Questioned about the latest Central Statistics Office (CSO) figures which show the cost of apartments and houses rose by 4.5% in the year to April, the Tánaiste said property prices are still below Celtic Tiger levels.
The Central Bank has warned the trend of rising house prices is set to continue due to the impact of Covid on new house building and the built-up savings of some households.
Sinn Féin Dáil deputy leader Pearse Doherty said the Government "simply doesn't get it" and called for a doubling of capital investment in housing in the next Budget.
"You simply don't understand the level of anger that's out there," Mr Doherty told the Tánaiste.
Mr Varadkar acknowledged the rise in house prices, but said 65% of Irish people own their own home, which is one of the highest rates in the developed world.
"The problem we face is that that's not a reality for the vast majority of younger people today, and by younger people I don't just mean people in their 20s and 30s, I also mean people in their 40s."
CSO data issued this week shows the median age of a single person buying their own home is now 42, up from 34 a decade previously.
Mr Varadkar said the Government wants to "turn that around and make homeownership a reality again", adding that Central Bank rules have put a "lid" on house prices, but have caused rents to soar.

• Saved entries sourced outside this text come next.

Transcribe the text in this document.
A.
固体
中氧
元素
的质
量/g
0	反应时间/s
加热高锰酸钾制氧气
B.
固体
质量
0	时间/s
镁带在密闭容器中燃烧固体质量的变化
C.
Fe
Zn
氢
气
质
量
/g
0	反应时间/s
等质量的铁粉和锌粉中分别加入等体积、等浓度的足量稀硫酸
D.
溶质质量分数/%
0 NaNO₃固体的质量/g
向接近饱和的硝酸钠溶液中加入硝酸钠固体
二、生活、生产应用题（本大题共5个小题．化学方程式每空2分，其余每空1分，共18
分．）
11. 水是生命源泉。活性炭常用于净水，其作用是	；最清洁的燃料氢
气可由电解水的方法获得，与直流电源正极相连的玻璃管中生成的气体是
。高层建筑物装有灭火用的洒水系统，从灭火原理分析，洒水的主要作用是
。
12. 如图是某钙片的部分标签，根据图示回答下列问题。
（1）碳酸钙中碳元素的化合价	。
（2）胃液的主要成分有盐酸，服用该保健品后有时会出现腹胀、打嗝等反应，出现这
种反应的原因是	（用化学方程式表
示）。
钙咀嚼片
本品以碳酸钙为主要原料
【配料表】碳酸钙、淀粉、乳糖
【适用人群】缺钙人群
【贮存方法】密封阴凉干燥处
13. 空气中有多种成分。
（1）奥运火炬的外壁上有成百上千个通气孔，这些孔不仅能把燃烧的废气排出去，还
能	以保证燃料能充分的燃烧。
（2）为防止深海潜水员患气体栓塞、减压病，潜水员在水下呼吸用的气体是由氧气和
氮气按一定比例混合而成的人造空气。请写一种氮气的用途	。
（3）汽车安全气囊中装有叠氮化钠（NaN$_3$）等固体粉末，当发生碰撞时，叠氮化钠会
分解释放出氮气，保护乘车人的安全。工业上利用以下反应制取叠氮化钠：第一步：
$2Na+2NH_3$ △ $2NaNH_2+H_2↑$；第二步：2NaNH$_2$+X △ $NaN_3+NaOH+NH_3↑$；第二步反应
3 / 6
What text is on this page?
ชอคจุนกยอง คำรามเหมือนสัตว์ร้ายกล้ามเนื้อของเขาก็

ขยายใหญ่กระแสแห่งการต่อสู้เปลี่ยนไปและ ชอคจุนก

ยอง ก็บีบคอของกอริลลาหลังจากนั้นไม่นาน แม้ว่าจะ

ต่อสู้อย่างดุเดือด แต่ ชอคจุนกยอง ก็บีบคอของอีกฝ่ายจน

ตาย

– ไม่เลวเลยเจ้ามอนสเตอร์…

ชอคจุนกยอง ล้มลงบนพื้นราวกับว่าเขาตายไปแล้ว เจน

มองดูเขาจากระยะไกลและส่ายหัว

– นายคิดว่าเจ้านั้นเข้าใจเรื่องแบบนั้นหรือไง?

He said it's a "real paradox for a lot of people that houses are cheaper to buy than they were 14 years ago, but people can't get mortgage approval.
"They now end up paying more in rent than they would do if they were able to get an adequate mortgage."
He welcomed Central Bank's ongoing review of this policy.
Meanwhile, the establishment of a State-owned construction company to speed up the delivery of social housing has been ruled out by Minister for Public Expenditure and Reform Michael McGrath.
Mr McGrath said an unprecedented amount is now being spent on capital projects, however, he said: "The establishment of an overarching State construction board is not envisaged at this time."
He told the Dáil: "We certainly need to increase housing supply, not just from the State but from the private sector.
"Capital expenditure is at an all time high in the history of our State, with a commitment to maintaining and further increasing this over the lifetime of the Government."
He said that overall the level of capital expenditure this will will reach almost €11bn when capital carryover from last year is included and this will be "at the heart" of the recovery from Covid.
Sinn Féin spokesperson on public expenditure Mairead Farrell said the increased spend on capital projects says more about the "chronic underinvestment" in years gone by than "the scale of present ambition".
"I'm struggling to see how we are going to house people, have affordable housing for people under the current model, I don't think there is the ambition to follow though," she said.